4). Try (if possible) to include an in-person component to your virtual event.Maybe the participants get something sent to their house, maybe they have an action to complete that links to the organization’s mission. A shared activity is another way to connect them to your organization and its community of supporters.


5). Include a live portion to the event, but don’t expect that moment to be when your money is made. A virtual live auction will never take the place of a real live auction. Make sure you do three test runs of the technology prior to going live!


6). Include a social media component that asks participants to ask their communities to support your organization. Provide templates and ideas for them to copy and share. Use this event as a time to widen your net and have board members and event supporters share their love for your mission with new donor prospects. Move past just a virtual event, to a virtual campaign(include email, peer to peer via social media, written, and virtual event).


7). Use this time to consider moving away from special events. Focused instead on a campaign strategy where you engage with donors, sharing your mission, your needs, and directly asking for their support. Instead of spending time with silent auction procurement and seating charts, engage directly (via phone for now) with donors. Share your struggles and accomplishments and ask for their support.

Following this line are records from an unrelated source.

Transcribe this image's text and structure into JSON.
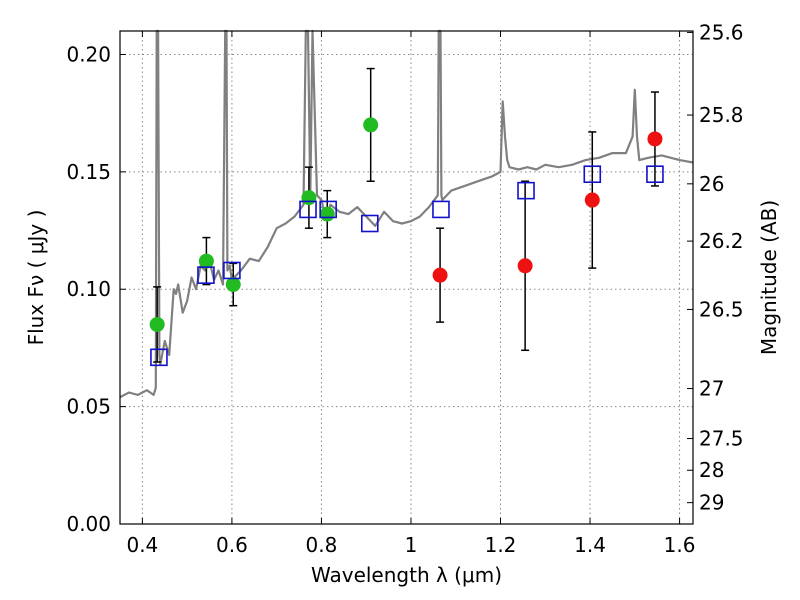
{
  "chart_data": {
    "type": "scatter",
    "xlabel": "Wavelength  λ (μm)",
    "ylabel": "Flux  Fν  ( μJy )",
    "y2label": "Magnitude (AB)",
    "xlim": [
      0.35,
      1.63
    ],
    "ylim": [
      0.0,
      0.21
    ],
    "x_ticks": [
      0.4,
      0.6,
      0.8,
      1,
      1.2,
      1.4,
      1.6
    ],
    "x_tick_labels": [
      "0.4",
      "0.6",
      "0.8",
      "1",
      "1.2",
      "1.4",
      "1.6"
    ],
    "y_ticks": [
      0.0,
      0.05,
      0.1,
      0.15,
      0.2
    ],
    "y_tick_labels": [
      "0.00",
      "0.05",
      "0.10",
      "0.15",
      "0.20"
    ],
    "y2_ticks": [
      {
        "label": "25.6",
        "flux": 0.2094
      },
      {
        "label": "25.8",
        "flux": 0.1742
      },
      {
        "label": "26",
        "flux": 0.1449
      },
      {
        "label": "26.2",
        "flux": 0.1205
      },
      {
        "label": "26.5",
        "flux": 0.0914
      },
      {
        "label": "27",
        "flux": 0.0577
      },
      {
        "label": "27.5",
        "flux": 0.0364
      },
      {
        "label": "28",
        "flux": 0.0229
      },
      {
        "label": "29",
        "flux": 0.0091
      }
    ],
    "grid": true,
    "colors": {
      "spectrum": "#808080",
      "green": "#22bb22",
      "red": "#ee1111",
      "model": "#1111cc",
      "errorbar": "#000000"
    },
    "spectrum": {
      "name": "model spectrum",
      "x": [
        0.35,
        0.37,
        0.39,
        0.41,
        0.425,
        0.43,
        0.432,
        0.435,
        0.438,
        0.44,
        0.45,
        0.46,
        0.47,
        0.475,
        0.48,
        0.49,
        0.5,
        0.51,
        0.52,
        0.53,
        0.54,
        0.55,
        0.56,
        0.57,
        0.58,
        0.585,
        0.588,
        0.59,
        0.595,
        0.6,
        0.62,
        0.64,
        0.66,
        0.68,
        0.7,
        0.72,
        0.74,
        0.76,
        0.765,
        0.77,
        0.775,
        0.78,
        0.79,
        0.8,
        0.81,
        0.82,
        0.84,
        0.86,
        0.88,
        0.9,
        0.92,
        0.94,
        0.96,
        0.98,
        1.0,
        1.02,
        1.04,
        1.06,
        1.062,
        1.064,
        1.066,
        1.068,
        1.07,
        1.09,
        1.12,
        1.15,
        1.18,
        1.2,
        1.205,
        1.21,
        1.215,
        1.22,
        1.24,
        1.26,
        1.28,
        1.3,
        1.33,
        1.36,
        1.39,
        1.42,
        1.45,
        1.48,
        1.495,
        1.5,
        1.505,
        1.51,
        1.53,
        1.56,
        1.6,
        1.63
      ],
      "y": [
        0.054,
        0.056,
        0.055,
        0.057,
        0.055,
        0.058,
        0.21,
        0.21,
        0.072,
        0.068,
        0.078,
        0.072,
        0.1,
        0.098,
        0.102,
        0.09,
        0.095,
        0.105,
        0.1,
        0.11,
        0.108,
        0.112,
        0.104,
        0.108,
        0.102,
        0.21,
        0.21,
        0.108,
        0.11,
        0.104,
        0.108,
        0.113,
        0.112,
        0.118,
        0.126,
        0.128,
        0.131,
        0.136,
        0.21,
        0.21,
        0.14,
        0.21,
        0.14,
        0.138,
        0.13,
        0.136,
        0.133,
        0.132,
        0.135,
        0.131,
        0.127,
        0.133,
        0.129,
        0.128,
        0.129,
        0.131,
        0.135,
        0.14,
        0.21,
        0.21,
        0.21,
        0.14,
        0.138,
        0.142,
        0.144,
        0.146,
        0.148,
        0.15,
        0.18,
        0.165,
        0.155,
        0.152,
        0.151,
        0.152,
        0.151,
        0.153,
        0.152,
        0.153,
        0.155,
        0.156,
        0.158,
        0.158,
        0.165,
        0.185,
        0.165,
        0.155,
        0.156,
        0.157,
        0.155,
        0.154
      ]
    },
    "series": [
      {
        "name": "observed (green)",
        "color": "#22bb22",
        "marker": "circle",
        "x": [
          0.433,
          0.543,
          0.603,
          0.772,
          0.813,
          0.91
        ],
        "y": [
          0.085,
          0.112,
          0.102,
          0.139,
          0.132,
          0.17
        ],
        "err": [
          0.016,
          0.01,
          0.009,
          0.013,
          0.01,
          0.024
        ]
      },
      {
        "name": "observed (red)",
        "color": "#ee1111",
        "marker": "circle",
        "x": [
          1.065,
          1.255,
          1.405,
          1.545
        ],
        "y": [
          0.106,
          0.11,
          0.138,
          0.164
        ],
        "err": [
          0.02,
          0.036,
          0.029,
          0.02
        ]
      },
      {
        "name": "model photometry",
        "color": "#1111cc",
        "marker": "open-square",
        "x": [
          0.437,
          0.542,
          0.6,
          0.77,
          0.815,
          0.908,
          1.067,
          1.257,
          1.405,
          1.545
        ],
        "y": [
          0.071,
          0.106,
          0.108,
          0.134,
          0.134,
          0.128,
          0.134,
          0.142,
          0.149,
          0.149
        ]
      }
    ]
  }
}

8). Use video to share your story! Maybe you’ve always wanted to do this, but thought you need a professional videographer. COVID-19 has taught us that content is king, so get out your phone camera and start shooting. People want to see your mission in action.


9). Take the time to set up a strong online giving page.You may have to invest in this, but this is something you can use for a long time. Make it clear and concise. Allow them to give a gift in honor or memory, or give to a specific area within the organization. Lots of great examples out there, OCF has one of the best!


10). Whatever you do, do not stop asking! Your mission is important and it needs to be funded.